I can’t stop coding
Literally.
When I’m not building cloud apps for my clients and employers, I often do it for myself. Here’s a few examples of personal projects and business ventures I’ve been working on during my professional career.
- Comodoro: a task manager for multitasking people.
- Language Evolution: a game experiment with an agent-based AI.
- MVCLight: a lightweight PHP framework from the early days of the MVC pattern.
- Abc-Webs.net: my own digital agency, operating from 2005 through 2007.
Comodoro
Comodoro is a task manager designed around the concept of micro-projects: collections of tasks that usually don’t require a fully-blown project manager tool but that A) span in time so that they need to be tracked; and B) they often run in parallel with many other micro-projects.
Many years ago, back in 2013, I was studying my Master’s in ICT at HES-SO, Lausanne. I was overwhelmed by what seemed to me an unmanageable amount of tasks, works and exams to do.
I needed a two-dimensional visualization tool that allowed me to see, at a glance, what the priority was on each project (school subjects in my example) and which of those priorities were, well, a higher priority over the others.
The idea had been born.
Try it for free here: comodoro.app.
Language Evolution
Language Evolution is a simulation game that tries to reproduce and explain the natural language evolution that happened among humans many thousand years ago. Modeled as an agent-based system, it uses independent individual agents that behave differently according to a set of rules built in each one.
With a given independent behavior, the agents give names to their surrounding objects creating this way a personal dictionary, then share it with other agents until they reach an agreement on the community vocabulary. Thus evolved languages are bond to barbarian invasions, foreigner influences and random neologism generation, all common events shared by the major part of the ancient civilizations.
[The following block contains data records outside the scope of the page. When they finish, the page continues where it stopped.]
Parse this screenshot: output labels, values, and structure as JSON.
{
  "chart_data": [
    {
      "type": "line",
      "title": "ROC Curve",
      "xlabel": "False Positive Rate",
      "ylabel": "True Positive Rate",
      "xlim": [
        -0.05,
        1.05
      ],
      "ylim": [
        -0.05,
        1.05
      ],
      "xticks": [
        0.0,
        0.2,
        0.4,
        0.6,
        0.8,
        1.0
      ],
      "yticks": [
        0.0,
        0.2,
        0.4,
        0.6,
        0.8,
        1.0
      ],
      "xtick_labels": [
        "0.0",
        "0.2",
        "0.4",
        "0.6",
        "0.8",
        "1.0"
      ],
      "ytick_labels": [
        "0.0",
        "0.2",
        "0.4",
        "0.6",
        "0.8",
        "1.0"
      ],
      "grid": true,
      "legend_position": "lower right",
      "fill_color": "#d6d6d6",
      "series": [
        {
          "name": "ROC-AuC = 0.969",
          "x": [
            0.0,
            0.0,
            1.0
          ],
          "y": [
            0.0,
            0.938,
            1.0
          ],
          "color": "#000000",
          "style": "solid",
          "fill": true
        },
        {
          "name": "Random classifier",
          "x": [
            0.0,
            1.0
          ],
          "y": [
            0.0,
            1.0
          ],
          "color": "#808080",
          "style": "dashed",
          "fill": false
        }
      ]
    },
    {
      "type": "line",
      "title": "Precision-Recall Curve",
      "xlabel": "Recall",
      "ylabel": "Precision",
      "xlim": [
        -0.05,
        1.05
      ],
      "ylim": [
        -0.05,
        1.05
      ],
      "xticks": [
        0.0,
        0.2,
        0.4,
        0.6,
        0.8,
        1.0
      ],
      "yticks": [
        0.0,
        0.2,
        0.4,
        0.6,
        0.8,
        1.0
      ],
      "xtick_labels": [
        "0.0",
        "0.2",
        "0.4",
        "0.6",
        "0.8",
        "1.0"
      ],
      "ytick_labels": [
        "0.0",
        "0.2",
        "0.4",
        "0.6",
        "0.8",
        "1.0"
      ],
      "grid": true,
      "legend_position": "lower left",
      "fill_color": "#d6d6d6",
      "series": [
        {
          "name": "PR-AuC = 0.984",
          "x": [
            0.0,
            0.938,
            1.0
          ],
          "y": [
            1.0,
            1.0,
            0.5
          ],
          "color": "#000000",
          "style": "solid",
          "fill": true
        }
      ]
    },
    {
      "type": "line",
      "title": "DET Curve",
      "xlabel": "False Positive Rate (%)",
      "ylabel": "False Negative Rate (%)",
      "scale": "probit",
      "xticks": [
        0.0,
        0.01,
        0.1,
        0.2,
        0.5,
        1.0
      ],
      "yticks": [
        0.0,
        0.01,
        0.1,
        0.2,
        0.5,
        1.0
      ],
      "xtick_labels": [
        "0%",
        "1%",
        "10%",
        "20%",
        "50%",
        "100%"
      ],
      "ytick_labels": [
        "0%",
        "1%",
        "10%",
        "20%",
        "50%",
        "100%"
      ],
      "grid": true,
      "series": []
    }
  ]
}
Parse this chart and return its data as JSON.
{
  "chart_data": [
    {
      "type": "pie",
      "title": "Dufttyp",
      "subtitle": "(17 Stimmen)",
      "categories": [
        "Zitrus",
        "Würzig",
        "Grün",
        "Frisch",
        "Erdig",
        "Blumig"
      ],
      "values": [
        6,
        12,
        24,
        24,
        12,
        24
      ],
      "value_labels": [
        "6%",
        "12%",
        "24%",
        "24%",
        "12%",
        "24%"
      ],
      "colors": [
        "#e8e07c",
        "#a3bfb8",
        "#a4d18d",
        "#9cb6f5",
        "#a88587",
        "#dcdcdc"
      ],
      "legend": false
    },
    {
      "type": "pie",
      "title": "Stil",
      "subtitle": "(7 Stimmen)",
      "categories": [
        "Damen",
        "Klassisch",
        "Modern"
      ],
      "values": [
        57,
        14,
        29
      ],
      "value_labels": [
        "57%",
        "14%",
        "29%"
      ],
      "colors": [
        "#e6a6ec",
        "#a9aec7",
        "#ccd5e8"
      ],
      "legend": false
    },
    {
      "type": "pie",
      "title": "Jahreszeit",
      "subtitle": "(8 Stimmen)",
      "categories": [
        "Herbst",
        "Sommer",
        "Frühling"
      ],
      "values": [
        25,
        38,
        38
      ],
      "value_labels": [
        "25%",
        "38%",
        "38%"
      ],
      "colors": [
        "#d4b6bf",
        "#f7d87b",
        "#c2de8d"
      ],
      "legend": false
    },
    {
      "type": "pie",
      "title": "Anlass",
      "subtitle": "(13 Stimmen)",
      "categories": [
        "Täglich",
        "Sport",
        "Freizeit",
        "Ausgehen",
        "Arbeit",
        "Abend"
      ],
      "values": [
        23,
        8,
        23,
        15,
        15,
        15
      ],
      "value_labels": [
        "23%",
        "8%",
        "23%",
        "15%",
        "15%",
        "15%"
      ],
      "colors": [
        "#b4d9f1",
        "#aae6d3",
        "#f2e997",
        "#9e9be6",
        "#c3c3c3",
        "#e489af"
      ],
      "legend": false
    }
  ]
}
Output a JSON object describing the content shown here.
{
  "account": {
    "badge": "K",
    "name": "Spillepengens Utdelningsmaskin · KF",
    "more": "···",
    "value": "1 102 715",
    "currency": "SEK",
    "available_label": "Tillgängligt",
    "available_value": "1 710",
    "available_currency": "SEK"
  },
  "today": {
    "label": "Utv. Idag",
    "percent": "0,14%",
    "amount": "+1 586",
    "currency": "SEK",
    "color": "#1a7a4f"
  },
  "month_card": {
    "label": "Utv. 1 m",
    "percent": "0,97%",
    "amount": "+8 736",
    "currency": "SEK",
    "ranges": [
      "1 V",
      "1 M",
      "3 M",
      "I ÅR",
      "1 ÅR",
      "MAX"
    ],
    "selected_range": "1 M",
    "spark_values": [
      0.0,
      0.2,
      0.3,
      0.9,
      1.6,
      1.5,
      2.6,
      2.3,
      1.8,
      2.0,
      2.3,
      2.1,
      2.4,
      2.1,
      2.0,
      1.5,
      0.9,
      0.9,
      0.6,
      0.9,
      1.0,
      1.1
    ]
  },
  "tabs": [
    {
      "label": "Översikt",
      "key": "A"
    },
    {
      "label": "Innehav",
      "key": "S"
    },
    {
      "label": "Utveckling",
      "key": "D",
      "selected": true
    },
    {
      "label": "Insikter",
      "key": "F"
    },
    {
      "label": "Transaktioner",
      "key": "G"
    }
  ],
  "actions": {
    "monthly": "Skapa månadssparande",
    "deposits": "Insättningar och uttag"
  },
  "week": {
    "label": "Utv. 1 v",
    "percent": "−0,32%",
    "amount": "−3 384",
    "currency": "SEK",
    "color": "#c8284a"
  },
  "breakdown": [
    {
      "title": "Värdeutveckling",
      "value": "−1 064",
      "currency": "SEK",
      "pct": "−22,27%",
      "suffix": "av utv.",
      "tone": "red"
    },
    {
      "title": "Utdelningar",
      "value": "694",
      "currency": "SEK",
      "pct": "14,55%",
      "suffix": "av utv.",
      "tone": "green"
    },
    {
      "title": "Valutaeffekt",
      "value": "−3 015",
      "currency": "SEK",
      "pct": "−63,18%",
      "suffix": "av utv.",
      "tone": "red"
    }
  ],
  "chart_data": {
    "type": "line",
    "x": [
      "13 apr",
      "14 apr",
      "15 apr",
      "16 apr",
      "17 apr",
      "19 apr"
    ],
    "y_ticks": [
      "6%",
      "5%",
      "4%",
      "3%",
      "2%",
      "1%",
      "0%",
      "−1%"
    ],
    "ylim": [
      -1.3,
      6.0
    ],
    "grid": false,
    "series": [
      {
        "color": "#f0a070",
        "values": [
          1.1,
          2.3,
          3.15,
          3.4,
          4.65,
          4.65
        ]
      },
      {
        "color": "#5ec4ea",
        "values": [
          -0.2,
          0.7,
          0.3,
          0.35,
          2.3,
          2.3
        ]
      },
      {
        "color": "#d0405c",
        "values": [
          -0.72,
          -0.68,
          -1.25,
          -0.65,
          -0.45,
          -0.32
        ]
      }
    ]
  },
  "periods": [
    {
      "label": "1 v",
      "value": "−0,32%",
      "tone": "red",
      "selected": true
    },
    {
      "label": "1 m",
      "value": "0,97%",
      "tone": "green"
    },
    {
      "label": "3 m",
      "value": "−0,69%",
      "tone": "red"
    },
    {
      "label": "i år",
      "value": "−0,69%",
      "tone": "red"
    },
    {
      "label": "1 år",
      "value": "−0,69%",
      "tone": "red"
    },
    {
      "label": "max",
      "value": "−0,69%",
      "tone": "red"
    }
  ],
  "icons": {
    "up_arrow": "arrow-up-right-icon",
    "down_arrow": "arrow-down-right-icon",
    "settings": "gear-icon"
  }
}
Please read the wiki for more information about the game mechanics.
You can find a live demo here.
MVCLight
MVCLight is a lightweight MVC framework written in PHP. It is intended for custom projects where a home-brew solution is required or where performance is critical and an MVC architecture is wanted. It is also an interesting piece of code for educational purposes.
MVCLight evolves from MVC PHPro (suggested reading) which explains the basic concepts of the MVC architecture. This version follows a big part of its principles, but adds a second layer of structure and automation so that coding is easier while keeping the framework light.
If you want to develop applications faster and are not worried about performance, I’d suggest to use Yii, Kohana, CodeIgniter or CakePHP instead. If you are unsure about what you should do, I’ve performed a few comparison tests that may help you decide.
Download
Check this demo application for further info, documentation and download links.
Visit the github repository for direct access to the code.
Manual
Check this demo application for further info, documentation and download links.
Abc-Webs.net
During the early years of the web and way before we had the modern frameworks we have today, I launched and run a local web digital agency providing integral web services: consulting, hosting, web design and development. The agency closed its doors by 2007 after two years of operation.